Schemers: Review

Schemers

By Fergus Henderson. Davie, a cocky wee man from Dundee, gets his leg mashed by a local tough whose fiancé he’s just recently slept with. With that his dreams of football are now over, so Davie sets about trying to promote local gigs to impress another woman, Shona, the student nurse that treated him during his recovery. So begins the scrappy, and true, story of band manager Dave Maclean.

Maclean is now most well-known for managing Placebo, but Schemers, which Maclean wrote and directed, tells the tale of how he got started in his local Dundee, graduating from small gigs to a climactic Iron Maiden gig at the Caird Hall.

Set somewhere between the late 70s and early 80s, Schemers is crammed with music from the time, making its soundtrack a hoot to listen to, including Dundee’s own The Associates, as well as Hawkwind and others. At times it seems like the budget has mainly been put towards making the soundtrack as classic as possible.
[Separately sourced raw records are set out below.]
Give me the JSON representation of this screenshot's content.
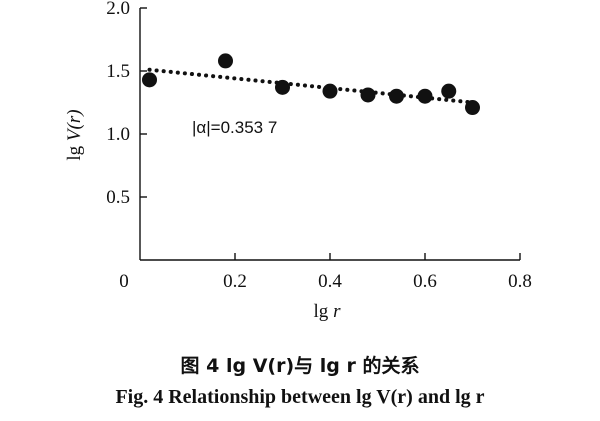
{
  "chart_data": {
    "type": "scatter",
    "xlabel": "lg r",
    "ylabel": "lg V(r)",
    "xlim": [
      0,
      0.8
    ],
    "ylim": [
      0,
      2.0
    ],
    "x_ticks": [
      "0",
      "0.2",
      "0.4",
      "0.6",
      "0.8"
    ],
    "y_ticks": [
      "0.5",
      "1.0",
      "1.5",
      "2.0"
    ],
    "x_tick_values": [
      0,
      0.2,
      0.4,
      0.6,
      0.8
    ],
    "y_tick_values": [
      0.5,
      1.0,
      1.5,
      2.0
    ],
    "grid": false,
    "series": [
      {
        "points": [
          {
            "x": 0.02,
            "y": 1.43
          },
          {
            "x": 0.18,
            "y": 1.58
          },
          {
            "x": 0.3,
            "y": 1.37
          },
          {
            "x": 0.4,
            "y": 1.34
          },
          {
            "x": 0.48,
            "y": 1.31
          },
          {
            "x": 0.54,
            "y": 1.3
          },
          {
            "x": 0.6,
            "y": 1.3
          },
          {
            "x": 0.65,
            "y": 1.34
          },
          {
            "x": 0.7,
            "y": 1.21
          }
        ]
      }
    ],
    "fit_line": {
      "x": [
        0.02,
        0.7
      ],
      "y": [
        1.51,
        1.25
      ]
    },
    "annotation": "|α|=0.353 7",
    "marker_color": "#111111",
    "line_style": "dotted"
  },
  "caption": {
    "cn": "图 4   lg V(r)与 lg r 的关系",
    "en": "Fig. 4    Relationship between lg V(r) and lg r"
  }
}
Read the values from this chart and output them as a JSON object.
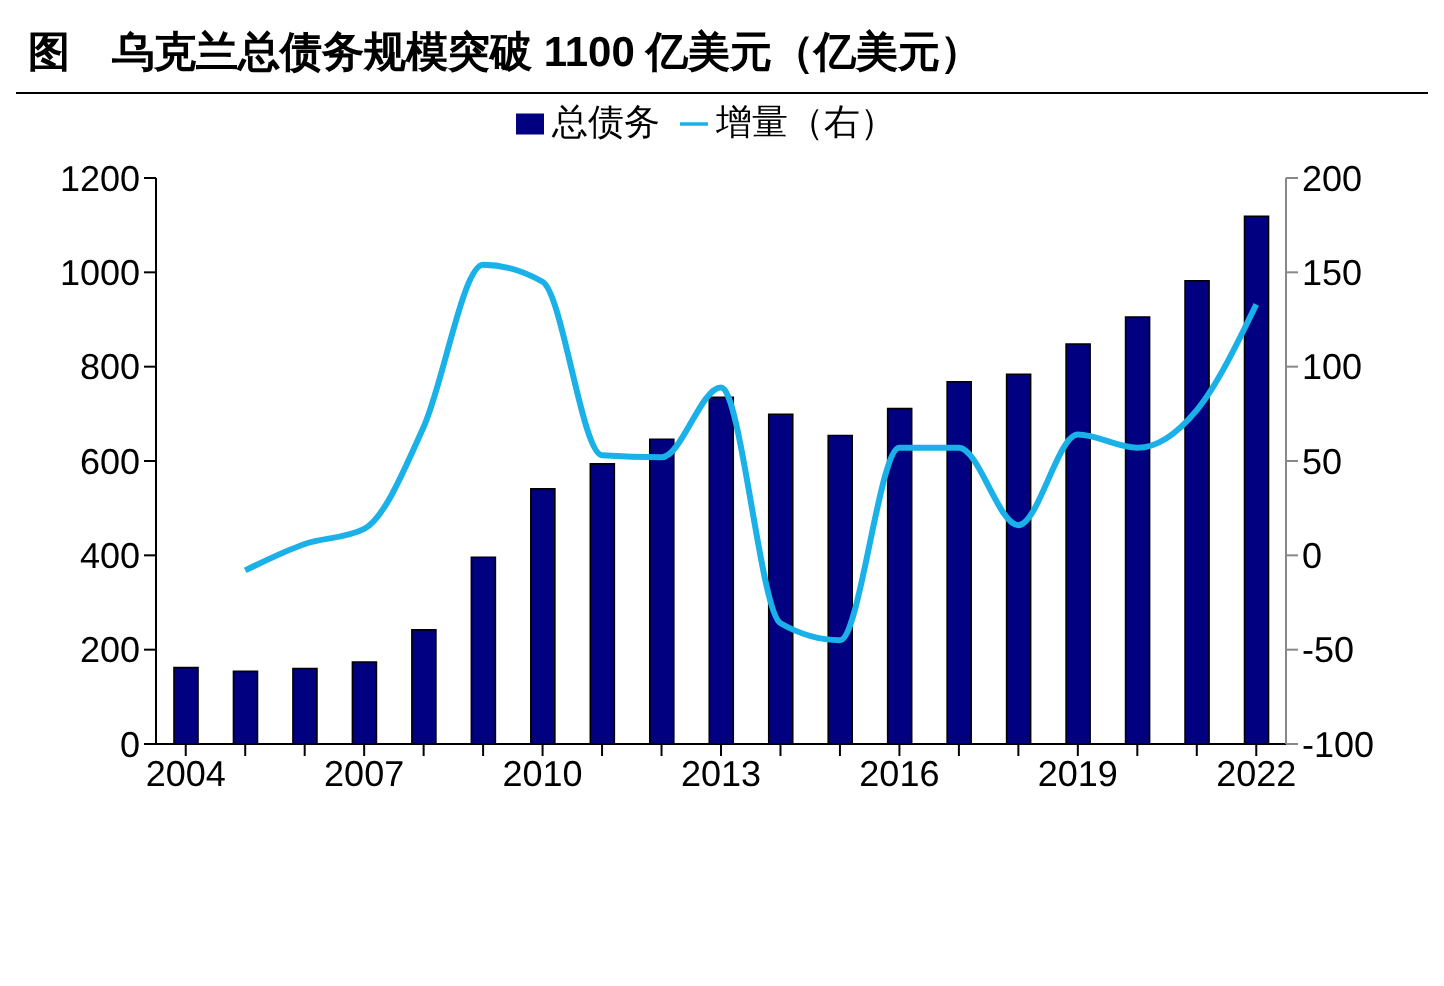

Lead actor Conor Berry is an archetypically Scottish chancer as Davie, the kind of instantly likeable, charismatic character that Schemers rests the film’s heavy lifting on. Not only is his voiceover omnipresent throughout, but his is the only character that is properly fleshed out. Not that the rest of the ensemble don’t invest their characters with plenty of life, most notably Sean Conor as pal Scot and Alastair Thomson Mills as Fergie, the criminal Davie becomes indebted to. 

Herein lie the film’s main weakness, which is that – aside from Berry’s terrific performance and Maclean’s natural passion for his story – the film hits very predictable beats, and the supporting characters are very recognisable types. They are certainly all played with passion, but that doesn’t stop them seeming puzzlingly rote for a film made by the man who was supposedly pals with their real life counterparts. As for love interest Shona (Tara Lee), her character is sadly sidelined and undeveloped.

Still, this is a quintessentially Scottish (and Dundonian) film. You could compare it to Bill Forsyth’s That Sinking Feeling, in that it is a first time, low-budget-rough-around-the-edges kind of film that is buoyed by its warmth and the talents of its cast, imbued with a fundamentally Scottish sense of things, paying affectionate tribute to its own part of the world.

Dundee is never seen onscreen – Schemers thus represents the kind of win that will be celebrated and that Dundonians will point to with pride. 

Schemers will be in UK Cinemas from 25th September.